Saskia Schatteman
Saskia Schatteman
28/03/2019
« Use data, but use your instinct first », déclarait Martin Lindström dans son keynote lors de l’UBA Trends Day. Dans la foulée de cet événement, il s’est entretenu avec Saskia Schatteman, notre CEO. Au menu, cinq phrases-chocs de l’auteur danois.

Martin Lindström compte parmi les ‘World’s 100 Most Influential People’ de Time Magazine. Il ne possède pas de smartphone. Il n’est pas obsédé par les tendances du moment. Et à une époque où l’on ne parle que de big data, il consacre un livre à leur antithèse : les small data.

1. ‘Don’t get caught in the chicken cage’

Vous utilisez la métaphore des poules en batterie. Pourquoi ?

Je fais effectivement référence à une expérience menée sur des poules élevées en batterie. Après six mois de batterie, les poules en question ont enfin pu sortir de leur cage. Qu’a-t-on constaté ? Qu’elles réintègrent immédiatement leur geôle. Pour les en faire sortir, il faut placer les grains de maïs à proximité directe de la cage, et bien étudier et connaître la vie en batterie. Sinon, les poules ne sortent pas. Comme le disait Steve Jobs : You have to start from the customer experience, and move backwards to the technology. Et non l’inverse.

2. Do your ‘Clue gathering’

Les humains ne sont pas toujours en mesure d’expliquer leurs comportements. Il est donc important d’étudier ces attitudes dans leur sphère de vie, en utilisant parfois des techniques implicites, comme le fait la Var avec sa nouvelle étude DIVA.

Les déclarations du client ne correspondent pas nécessairement à son ressenti ou à son intention. Savez-vous que 85% de nos actes sont irrationnels ? La pub, c’est un mélange de science et de neuromarketing. C’est le message clé de mon livre ‘Buyology’.

Pour savoir ce que les clients veulent vraiment, il faut d’abord trouver les causes de leur comportement, puis découvrir les corrélations. C’est ce que j’appelle ‘la collecte d’indices’.

J’aime citer l’exemple de la compagnie aérienne Swiss. Dans leurs ateliers, ils ont impliqué du personnel exerçant de multiples fonctions. Et qu’ont-ils constaté ? Que, dans chaque groupe, la motivation et le changement n’ont commencé à augmenter que quand chaque membre du groupe, des pilotes et du personnel de cabine aux collaborateurs du back-office, a perçu l’importance de leur fonction et de leur contribution à la transformation de la compagnie. Ce n’est qu’ensuite que la satisfaction des clients et la vente de billets ont progressé.

3. The power of ‘Contextual messaging’

Dans le cadre des patrimoines Alliance de la VRT, les annonceurs mettent un point d’honneur à présenter à leur groupe cible un message aussi créatif que possible, en encadrant l’émission télé à laquelle ils associent leur marque.

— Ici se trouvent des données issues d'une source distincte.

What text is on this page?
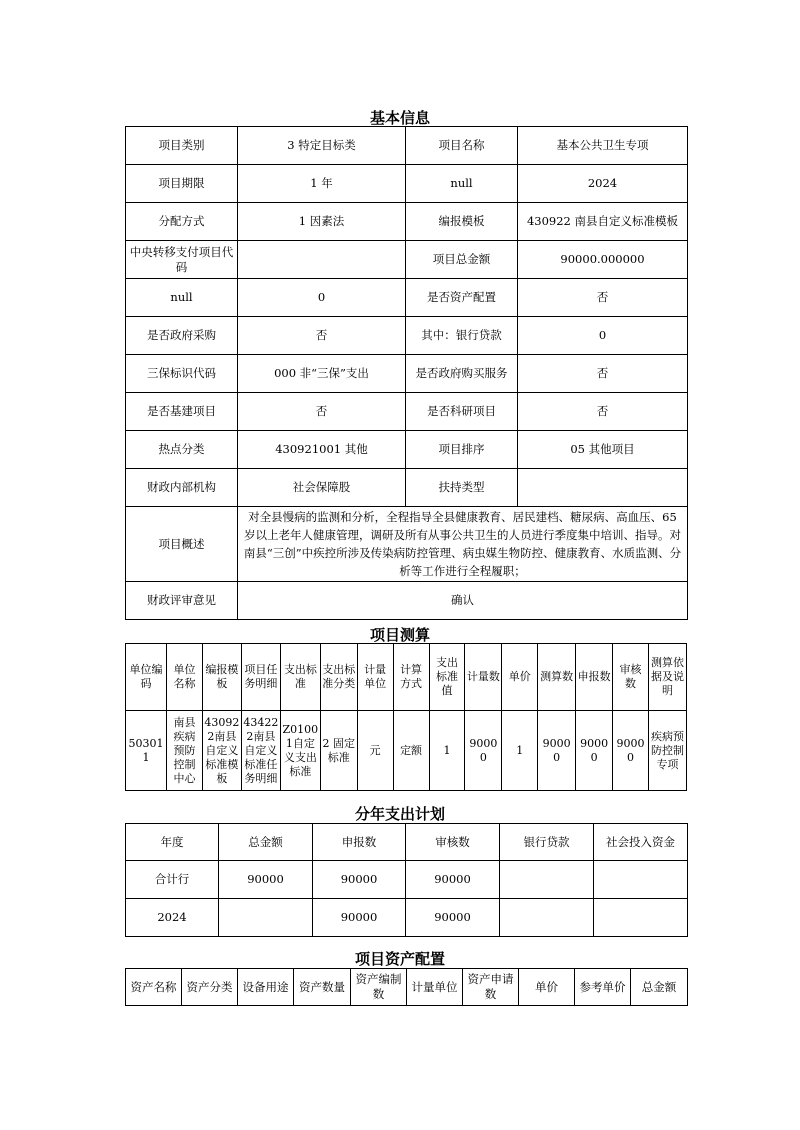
基本信息
项目类别	3 特定目标类	项目名称	基本公共卫生专项
项目期限	1 年	null	2024
分配方式	1 因素法	编报模板	430922 南县自定义标准模板
中央转移支付项目代码		项目总金额	90000.000000
null	0	是否资产配置	否
是否政府采购	否	其中：银行贷款	0
三保标识代码	000 非“三保”支出	是否政府购买服务	否
是否基建项目	否	是否科研项目	否
热点分类	430921001 其他	项目排序	05 其他项目
财政内部机构	社会保障股	扶持类型	
项目概述	对全县慢病的监测和分析，全程指导全县健康教育、居民建档、糖尿病、高血压、65 岁以上老年人健康管理，调研及所有从事公共卫生的人员进行季度集中培训、指导。对南县“三创”中疾控所涉及传染病防控管理、病虫媒生物防控、健康教育、水质监测、分析等工作进行全程履职；		
财政评审意见	确认		
项目测算
单位编码	单位名称	编报模板	项目任务明细	支出标准	支出标准分类	计量单位	计算方式	支出标准值	计量数	单价	测算数	申报数	审核数	测算依据及说明
503011	南县疾病预防控制中心	430922南县自定义标准模板	434222南县自定义标准任务明细	Z01001自定义支出标准	2 固定标准	元	定额	1	90000	1	90000	90000	90000	疾病预防控制专项
分年支出计划
年度	总金额	申报数	审核数	银行贷款	社会投入资金
合计行	90000	90000	90000		
2024		90000	90000		
项目资产配置
资产名称	资产分类	设备用途	资产数量	资产编制数	计量单位	资产申请数	单价	参考单价	总金额
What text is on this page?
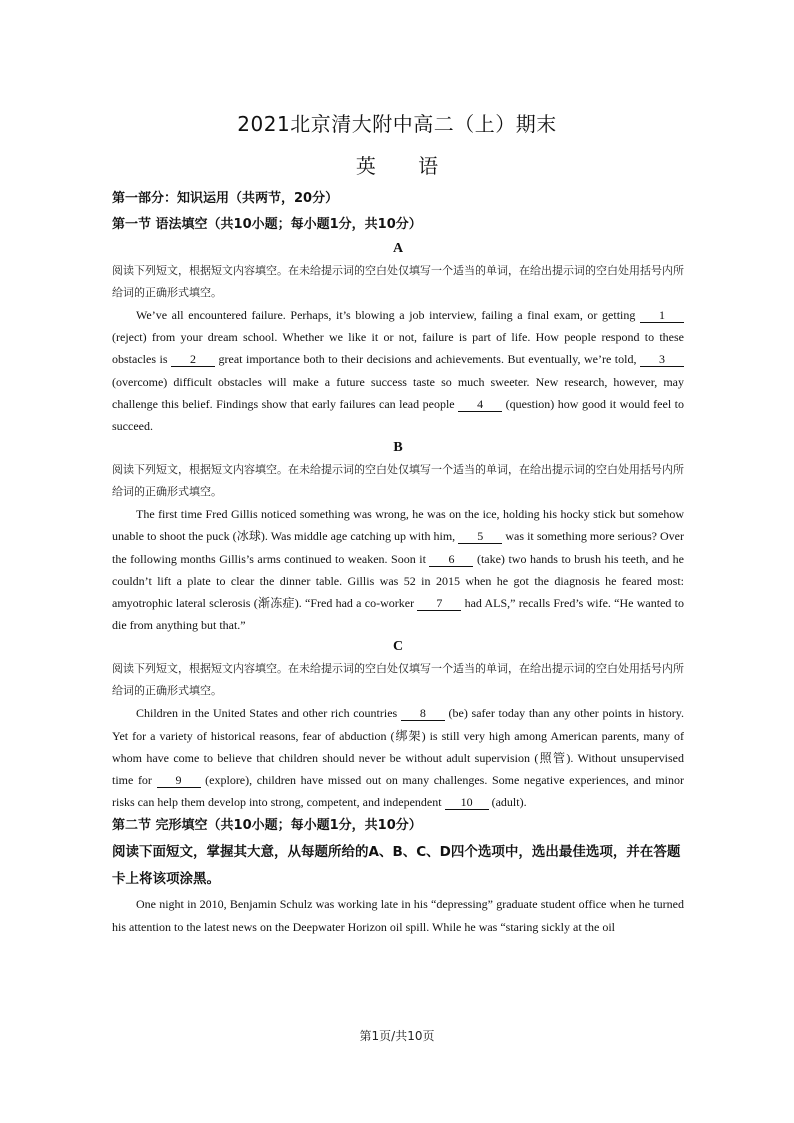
2021北京清大附中高二（上）期末
英 语

第一部分：知识运用（共两节，20分）

第一节 语法填空（共10小题；每小题1分，共10分）

A

阅读下列短文，根据短文内容填空。在未给提示词的空白处仅填写一个适当的单词，在给出提示词的空白处用括号内所给词的正确形式填空。

We’ve all encountered failure. Perhaps, it’s blowing a job interview, failing a final exam, or getting 1 (reject) from your dream school. Whether we like it or not, failure is part of life. How people respond to these obstacles is 2 great importance both to their decisions and achievements. But eventually, we’re told, 3 (overcome) difficult obstacles will make a future success taste so much sweeter. New research, however, may challenge this belief. Findings show that early failures can lead people 4 (question) how good it would feel to succeed.

B

阅读下列短文，根据短文内容填空。在未给提示词的空白处仅填写一个适当的单词，在给出提示词的空白处用括号内所给词的正确形式填空。

The first time Fred Gillis noticed something was wrong, he was on the ice, holding his hocky stick but somehow unable to shoot the puck (冰球). Was middle age catching up with him, 5 was it something more serious? Over the following months Gillis’s arms continued to weaken. Soon it 6 (take) two hands to brush his teeth, and he couldn’t lift a plate to clear the dinner table. Gillis was 52 in 2015 when he got the diagnosis he feared most: amyotrophic lateral sclerosis (渐冻症). “Fred had a co-worker 7 had ALS,” recalls Fred’s wife. “He wanted to die from anything but that.”

C

阅读下列短文，根据短文内容填空。在未给提示词的空白处仅填写一个适当的单词，在给出提示词的空白处用括号内所给词的正确形式填空。

Children in the United States and other rich countries 8 (be) safer today than any other points in history. Yet for a variety of historical reasons, fear of abduction (绑架) is still very high among American parents, many of whom have come to believe that children should never be without adult supervision (照管). Without unsupervised time for 9 (explore), children have missed out on many challenges. Some negative experiences, and minor risks can help them develop into strong, competent, and independent 10 (adult).

第二节 完形填空（共10小题；每小题1分，共10分）

阅读下面短文，掌握其大意，从每题所给的A、B、C、D四个选项中，选出最佳选项，并在答题卡上将该项涂黑。

One night in 2010, Benjamin Schulz was working late in his “depressing” graduate student office when he turned his attention to the latest news on the Deepwater Horizon oil spill. While he was “staring sickly at the oil

第1页/共10页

Outre le message en lui-même, le choix du contexte est tout aussi crucial. C’est ce que j’appelle le ‘contextual messaging’. Ce concept existe depuis de nombreuses années, au point que le temps est venu de passer à l’étape suivante : le ‘contextual branding’. Tout l’art consiste à combiner le bon message, adressé au bon groupe cible, au bon moment. Ces choix doivent être fondés sur des données spécifiques, telles que le profil des cibles sur les médias sociaux et leur activité internet.

4. ‘Brand sense’

Selon AdWeek, la dimension sonore sera un des principaux supports publicitaires de l’avenir. Les annonceurs ne pourront plus se contenter de penser à leur profil visuel, mais devront aussi se choisir une signature auditive. Comment voyez-vous l’avenir du sonic branding ?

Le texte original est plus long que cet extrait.